Даже сейчас, на допросе, вспоминая о 1914 годе, он, не замечая иронического взгляда Попова, говорит: «На «Рюрике», в штабе нашего флота, был громадный подъем, и известие о войне было встречено с громадным энтузиазмом и радостью. Офицеры и команда все с восторгом работали, и вообще начало войны было одним из самых счастливых и лучших дней моей службы».

Член комиссии, сидевший рядом с Поповым, сказал:

- Мы подошли к той части вашей деятельности, которая носит не только профессиональный и технический характер, но и политический.
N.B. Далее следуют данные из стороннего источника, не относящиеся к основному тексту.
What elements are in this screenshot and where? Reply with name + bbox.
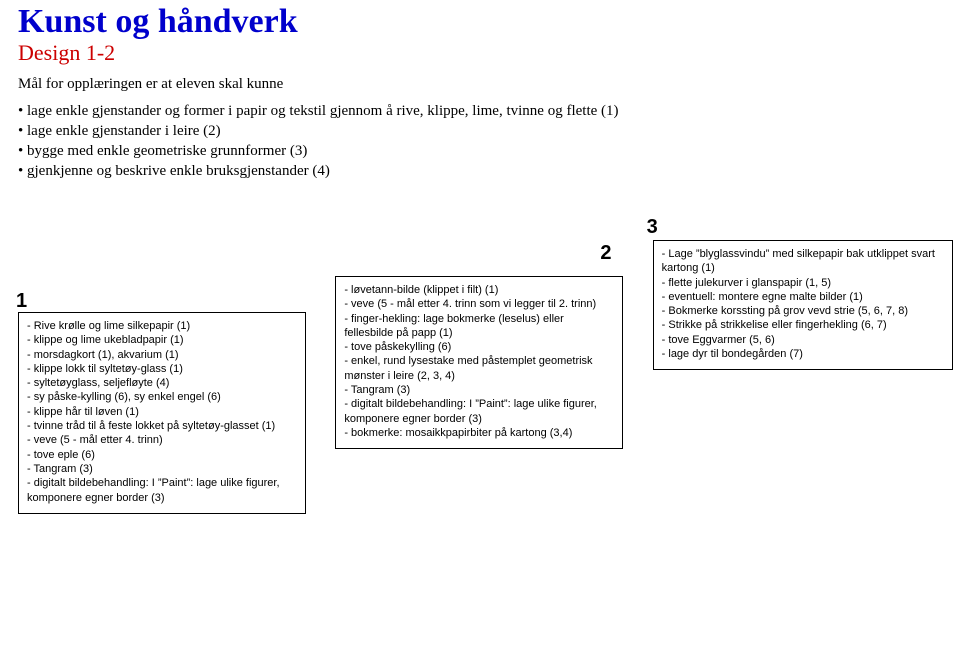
col2-line: - veve (5 - mål etter 4. trinn som vi le…	[344, 297, 614, 311]
col1-line: - digitalt bildebehandling: I ”Paint”: l…	[27, 476, 297, 505]
col1-line: - klippe og lime ukebladpapir (1)	[27, 333, 297, 347]
col2-line: - bokmerke: mosaikkpapirbiter på kartong…	[344, 426, 614, 440]
goal-item: bygge med enkle geometriske grunnformer …	[18, 141, 942, 161]
column-2-number: 2	[600, 242, 611, 265]
col2-line: - Tangram (3)	[344, 383, 614, 397]
col3-line: - Strikke på strikkelise eller fingerhek…	[662, 318, 944, 332]
col1-line: - syltetøyglass, seljefløyte (4)	[27, 376, 297, 390]
col3-line: - Lage ”blyglassvindu” med silkepapir ba…	[662, 247, 944, 276]
column-3: 3 - Lage ”blyglassvindu” med silkepapir …	[653, 250, 942, 514]
page-root: Kunst og håndverk Design 1-2 Mål for opp…	[0, 4, 960, 645]
col2-line: - løvetann-bilde (klippet i filt) (1)	[344, 283, 614, 297]
goals-list: lage enkle gjenstander og former i papir…	[18, 101, 942, 182]
col1-line: - sy påske-kylling (6), sy enkel engel (…	[27, 390, 297, 404]
page-title: Kunst og håndverk	[18, 4, 942, 40]
intro-line: Mål for opplæringen er at eleven skal ku…	[18, 76, 942, 93]
col2-line: - digitalt bildebehandling: I ”Paint”: l…	[344, 397, 614, 426]
column-1: 1 - Rive krølle og lime silkepapir (1) -…	[18, 250, 307, 514]
col1-line: - Rive krølle og lime silkepapir (1)	[27, 319, 297, 333]
goal-item: gjenkjenne og beskrive enkle bruksgjenst…	[18, 161, 942, 181]
columns-wrap: 1 - Rive krølle og lime silkepapir (1) -…	[18, 250, 942, 514]
col1-line: - tove eple (6)	[27, 448, 297, 462]
col1-line: - klippe hår til løven (1)	[27, 405, 297, 419]
column-1-number: 1	[16, 290, 27, 313]
goal-item: lage enkle gjenstander og former i papir…	[18, 101, 942, 121]
column-2: 2 - løvetann-bilde (klippet i filt) (1) …	[335, 250, 624, 514]
col1-line: - veve (5 - mål etter 4. trinn)	[27, 433, 297, 447]
page-subtitle: Design 1-2	[18, 40, 942, 66]
col1-line: - Tangram (3)	[27, 462, 297, 476]
col3-line: - lage dyr til bondegården (7)	[662, 347, 944, 361]
column-2-box: - løvetann-bilde (klippet i filt) (1) - …	[335, 276, 623, 449]
col3-line: - Bokmerke korssting på grov vevd strie …	[662, 304, 944, 318]
column-1-box: - Rive krølle og lime silkepapir (1) - k…	[18, 312, 306, 514]
col1-line: - tvinne tråd til å feste lokket på sylt…	[27, 419, 297, 433]
col3-line: - eventuell: montere egne malte bilder (…	[662, 290, 944, 304]
col3-line: - tove Eggvarmer (5, 6)	[662, 333, 944, 347]
column-3-number: 3	[647, 216, 658, 239]
column-3-box: - Lage ”blyglassvindu” med silkepapir ba…	[653, 240, 953, 370]
col2-line: - tove påskekylling (6)	[344, 340, 614, 354]
col3-line: - flette julekurver i glanspapir (1, 5)	[662, 276, 944, 290]
col1-line: - morsdagkort (1), akvarium (1)	[27, 348, 297, 362]
goal-item: lage enkle gjenstander i leire (2)	[18, 121, 942, 141]
col2-line: - finger-hekling: lage bokmerke (leselus…	[344, 312, 614, 341]
col2-line: - enkel, rund lysestake med påstemplet g…	[344, 354, 614, 383]
col1-line: - klippe lokk til syltetøy-glass (1)	[27, 362, 297, 376]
В связи с этим комиссия считает необходимым поставить вам вопрос о ваших политических взглядах в молодости, в зрелом возрасте и теперь, а также о политических взглядах вашей семьи.

Колчак задумывается, обводит взглядом сидящих за столом.

- Моя семья была чисто военного характера и военного направления… - медленно говорит он. - Большинство знакомых, с которыми я встречался, были люди военные… О вопросах политического и социального порядка, сколько я припоминаю, у меня вообще никаких воспоминаний не осталось. В моей семье этими вопросами никто не интересовался и не занимался…

Новый вопрос. Его задает член комиссии, правый эсер Алексеевский. Вопрос относится к числу тех, которые в юриспруденции именуются «наводящими». Задавать такие вопросы не рекомендуется, и юрист Алексеевский это знает. Но Алексеевский не может примириться с тем, что бывший военный и морской министр эсеровской Директории, который вел легионы против узурпаторов власти - большевиков, столь откровенно признается в отсутствии всякой политической платформы.

- Скажите, адмирал, - говорит Алексеевский, - в 1904 - 1905 годах, когда вы участвовали в русско-японской войне, вы, как человек, хорошо знающий морское дело, изучивший в деталях и на практике постановку его в России, не могли не видеть, что наши морские неудачи определялись политическими обстоятельствами… Вы тогда не пришли к выводу, что необходимы политические перемены во что бы то ни стало, хотя бы даже и путем борьбы?

- Я считал необходимым уничтожение должности генерал-адмирала, и это совершилось как результат войны. Я считал это безусловно необходимым, - говорит Колчак, - но главную причину я видел в постановке военного дела у нас во флоте… Если бы это дело было поставлено как следует, то при каком угодно политическом строе вооруженную силу создать можно, и она могла бы действовать.

- Каково было ваше отношение, адмирал, к революции 1905 года?

Колчак. Мне не пришлось с ней почти сталкиваться… Я как раз в этот период не был в соприкосновении с событиями революции 1905 года и в политической деятельности участия не принимал.

Председатель. Каково было ваше идейное отношение к этому делу?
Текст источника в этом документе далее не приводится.